Member Avatar for daydreamer22

Hello All,
I'm new to PHP, need some advice for my problem below.
Here is my problem after enter my fullname and search, it show all the fields from a table, but if I enter a invalid fullname(fullname that doesn't exist in fields) , the page goes blank no error has been specified.

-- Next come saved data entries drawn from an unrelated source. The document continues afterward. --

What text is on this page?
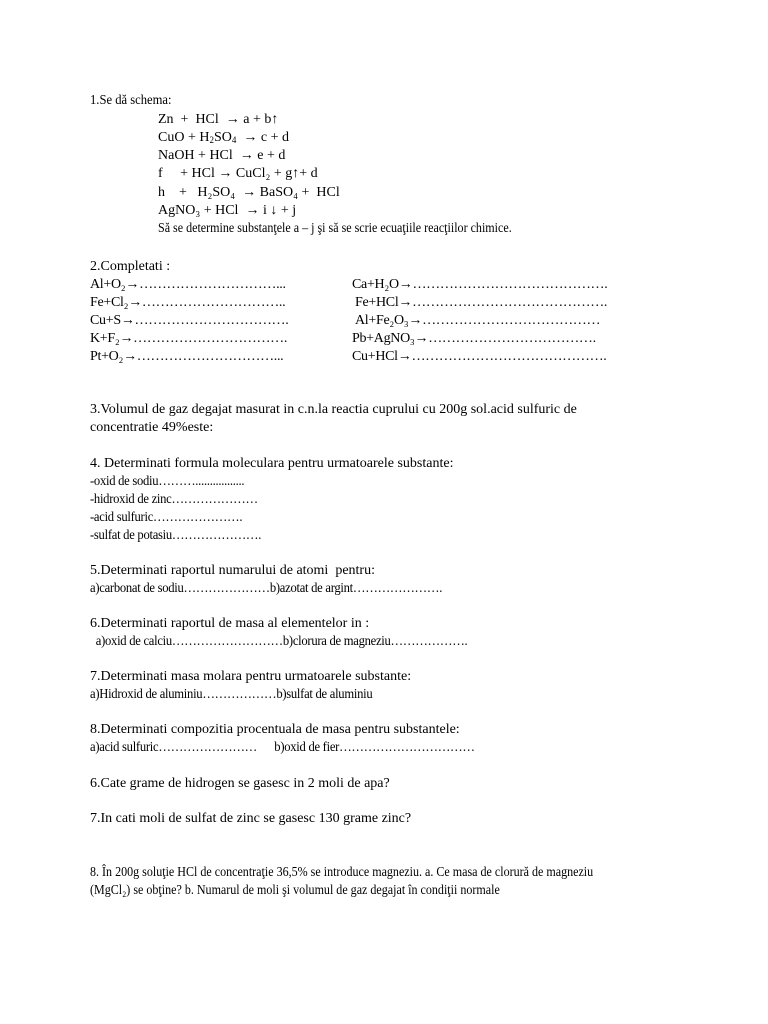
1.Se dă schema:
Zn  +  HCl  → a + b↑
CuO + $H_2SO_4 \to c + d$
NaOH + HCl  → e + d
f     + HCl → CuCl₂ + g↑+ d
h    +   H₂SO₄  → BaSO₄ +  HCl
AgNO₃ + HCl  → i ↓ + j
Să se determine substanţele a – j şi să se scrie ecuaţiile reacţiilor chimice.
2.Completati :
Al+O₂→…………………………...
Fe+Cl₂→…………………………..
Cu+S→…………………………….
K+F₂→…………………………….
Pt+O₂→…………………………...
Ca+H₂O→…………………………………….
Fe+HCl→…………………………………….
Al+Fe₂O₃→…………………………………
Pb+AgNO₃→……………………………….
Cu+HCl→…………………………………….
3.Volumul de gaz degajat masurat in c.n.la reactia cuprului cu 200g sol.acid sulfuric de
concentratie 49%este:
4. Determinati formula moleculara pentru urmatoarele substante:
-oxid de sodiu……….................
-hidroxid de zinc…………………
-acid sulfuric………………….
-sulfat de potasiu………………….
5.Determinati raportul numarului de atomi  pentru:
a)carbonat de sodiu…………………b)azotat de argint………………….
6.Determinati raportul de masa al elementelor in :
a)oxid de calciu………………………b)clorura de magneziu……………….
7.Determinati masa molara pentru urmatoarele substante:
a)Hidroxid de aluminiu………………b)sulfat de aluminiu
8.Determinati compozitia procentuala de masa pentru substantele:
a)acid sulfuric……………………      b)oxid de fier……………………………
6.Cate grame de hidrogen se gasesc in 2 moli de apa?
7.In cati moli de sulfat de zinc se gasesc 130 grame zinc?
8. În 200g soluţie HCl de concentraţie 36,5% se introduce magneziu. a. Ce masa de clorură de magneziu
(MgCl₂) se obţine? b. Numarul de moli şi volumul de gaz degajat în condiţii normale
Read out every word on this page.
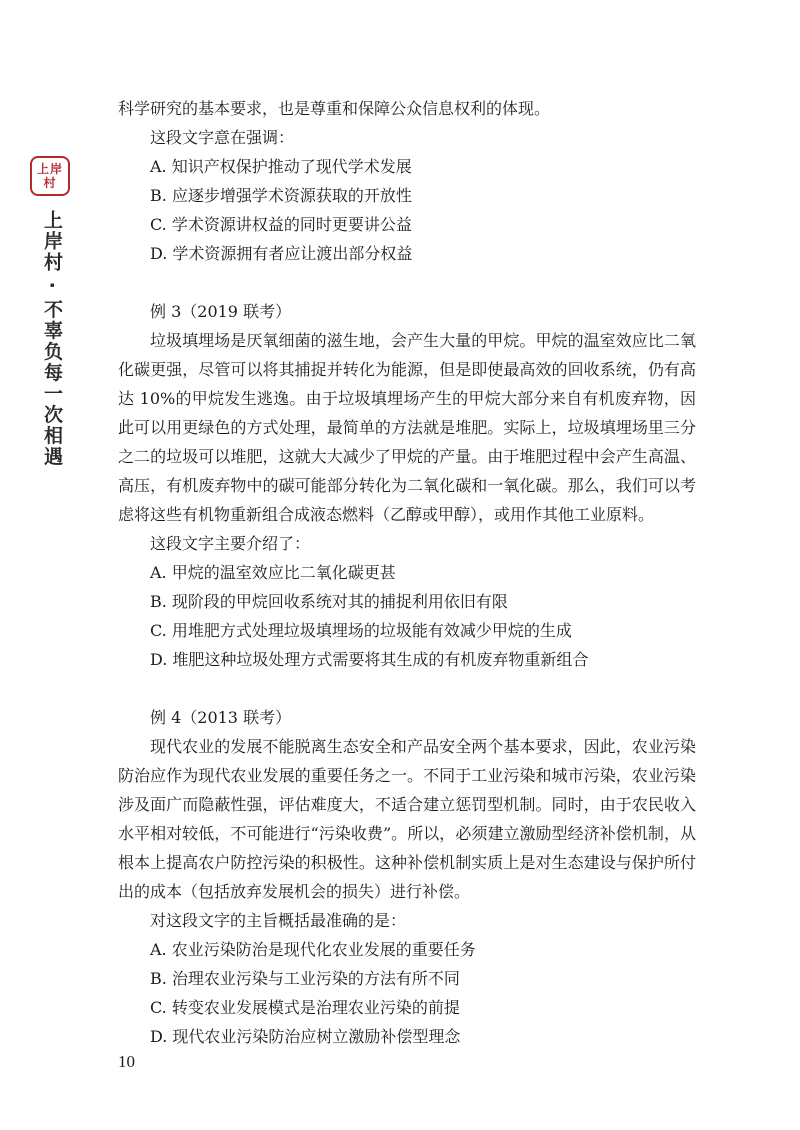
上岸
村
上岸村 · 不辜负每一次相遇

科学研究的基本要求，也是尊重和保障公众信息权利的体现。

这段文字意在强调：

A. 知识产权保护推动了现代学术发展

B. 应逐步增强学术资源获取的开放性

C. 学术资源讲权益的同时更要讲公益

D. 学术资源拥有者应让渡出部分权益

例 3（2019 联考）

垃圾填埋场是厌氧细菌的滋生地，会产生大量的甲烷。甲烷的温室效应比二氧化碳更强，尽管可以将其捕捉并转化为能源，但是即使最高效的回收系统，仍有高达 10%的甲烷发生逃逸。由于垃圾填埋场产生的甲烷大部分来自有机废弃物，因此可以用更绿色的方式处理，最简单的方法就是堆肥。实际上，垃圾填埋场里三分之二的垃圾可以堆肥，这就大大减少了甲烷的产量。由于堆肥过程中会产生高温、高压，有机废弃物中的碳可能部分转化为二氧化碳和一氧化碳。那么，我们可以考虑将这些有机物重新组合成液态燃料（乙醇或甲醇），或用作其他工业原料。

这段文字主要介绍了：

A. 甲烷的温室效应比二氧化碳更甚

B. 现阶段的甲烷回收系统对其的捕捉利用依旧有限

C. 用堆肥方式处理垃圾填埋场的垃圾能有效减少甲烷的生成

D. 堆肥这种垃圾处理方式需要将其生成的有机废弃物重新组合

例 4（2013 联考）

现代农业的发展不能脱离生态安全和产品安全两个基本要求，因此，农业污染防治应作为现代农业发展的重要任务之一。不同于工业污染和城市污染，农业污染涉及面广而隐蔽性强，评估难度大，不适合建立惩罚型机制。同时，由于农民收入水平相对较低，不可能进行“污染收费”。所以，必须建立激励型经济补偿机制，从根本上提高农户防控污染的积极性。这种补偿机制实质上是对生态建设与保护所付出的成本（包括放弃发展机会的损失）进行补偿。

对这段文字的主旨概括最准确的是：

A. 农业污染防治是现代化农业发展的重要任务

B. 治理农业污染与工业污染的方法有所不同

C. 转变农业发展模式是治理农业污染的前提

D. 现代农业污染防治应树立激励补偿型理念

10
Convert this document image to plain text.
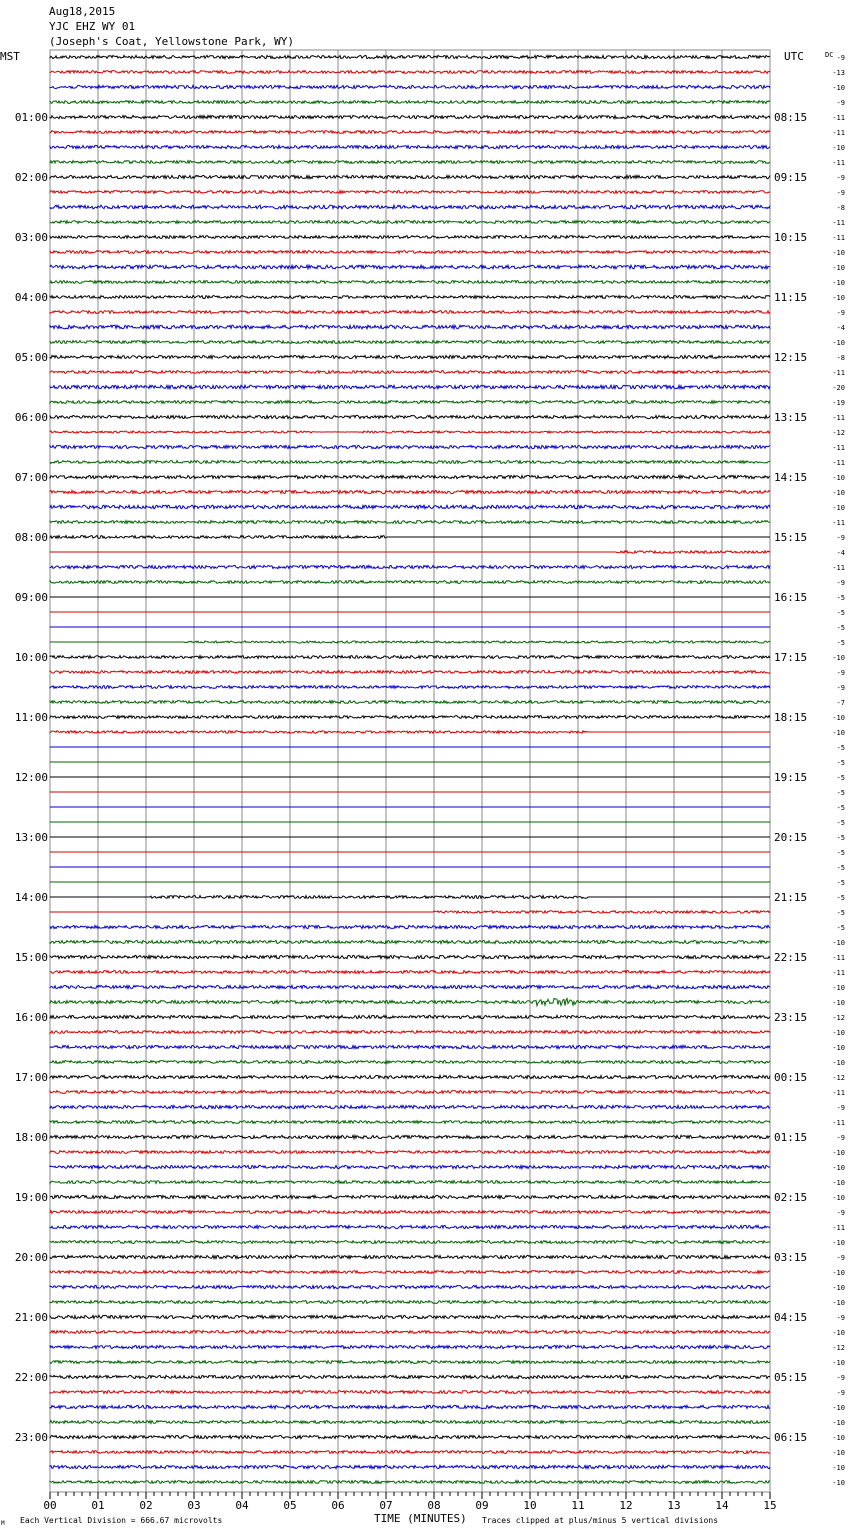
Aug18,2015
YJC EHZ WY 01
(Joseph's Coat, Yellowstone Park, WY)
-9
-13
-10
-9
-11
-11
-10
-11
-9
-9
-8
-11
-11
-10
-10
-10
-10
-9
-4
-10
-8
-11
-20
-19
-11
-12
-11
-11
-10
-10
-10
-11
-9
-4
-11
-9
-5
-5
-5
-5
-10
-9
-9
-7
-10
-10
-5
-5
-5
-5
-5
-5
-5
-5
-5
-5
-5
-5
-5
-10
-11
-11
-10
-10
-12
-10
-10
-10
-12
-11
-9
-11
-9
-10
-10
-10
-10
-9
-11
-10
-9
-10
-10
-10
-9
-10
-12
-10
-9
-9
-10
-10
-10
-10
-10
-10
01:00
02:00
03:00
04:00
05:00
06:00
07:00
08:00
09:00
10:00
11:00
12:00
13:00
14:00
15:00
16:00
17:00
18:00
19:00
20:00
21:00
22:00
23:00
08:15
09:15
10:15
11:15
12:15
13:15
14:15
15:15
16:15
17:15
18:15
19:15
20:15
21:15
22:15
23:15
00:15
01:15
02:15
03:15
04:15
05:15
06:15
00	01	02	03	04	05	06	07	08	09	10	11	12	13	14	15
MST	UTC	DC
TIME (MINUTES)
Each Vertical Division = 666.67 microvolts	Traces clipped at plus/minus 5 vertical divisions
M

example: fullname = James Lee(work fine)
fullname = Jamesss Leeee(page goes blank)

Thank In Advance.

<?php

session_start();

	$action=$_POST["submit"];
		
	if ($action=="Back")
	{
		header("Location:empmenu.php");
	
	}
	else
	{

$search = $_POST["search"];
//in this section user must search colleague info by using fullname.
if (@mysql_connect("localhost","root",""))
	{
		if (@mysql_select_db("ems"))
		{			
		
		$sql = "SELECT * FROM employee WHERE fullname = '$search'";
			$result = mysql_query($sql) or die('Error, query failed '. mysql_error());
			while($row=mysql_fetch_array($result))
			{
					$photo = $row[photo];
					$empid = $row[empid];
					$fullname = $row[fullname];
					$address = $row[address];
					$dob = $row[dob];
					$gender= $row[gender];
					$contactno = $row[contactno];
					$email = $row[email];
					
		}
				}
				 }
				 }
			?>
Edited by daydreamer22 because: show wrong format of php code
  • 3 Contributors
  • 5 Replies
  • 154 Views
  • 14 Hours Discussion Span
  • Latest Post Latest Post by daydreamer22
Member Avatar for Geertc

I think you need to specify your connection in the mysql_error() expression on line 23.
On line 17 e.g. :

$dbc = mysql_connect("localhost","root","");

and than on line 23 :

$result = mysql_query($sql) or die('Error, query failed '. mysql_error($dbc));
Edited by mike_2000_17 because: Fixed formatting
Member Avatar for lili.edryana

Try this

<?php

session_start();

$action = $_POST["submit"];

if ($action == "Back") {
    header("Location:empmenu.php");

} else {

    $server = mysql_connect("localhost", "root", "");
    $selectDB = mysql_select_db("ems");
    $search = $_POST["search"];
    //in this section user must search colleague info by using fullname.
    if ($server) {
        if ($selectDB) {

            $sql = "SELECT * FROM employee WHERE fullname = '$search'";
            $result = mysql_query($sql) or die(mysql_error());
            if (mysql_num_rows($result) > 0) {
                while ($row = mysql_fetch_array($result)) {
                    $photo = $row[photo];
                    $empid = $row[empid];
                    $fullname = $row[fullname];
                    $address = $row[address];
                    $dob = $row[dob];
                    $gender = $row[gender];
                    $contactno = $row[contactno];
                    $email = $row[email];

                }
            } else
                echo "No result found for <b>" . $search . "</b>";
        }
    }
}
?>
Member Avatar for daydreamer22

Hello again
Thanks for the reply Geertc and lili.edryana.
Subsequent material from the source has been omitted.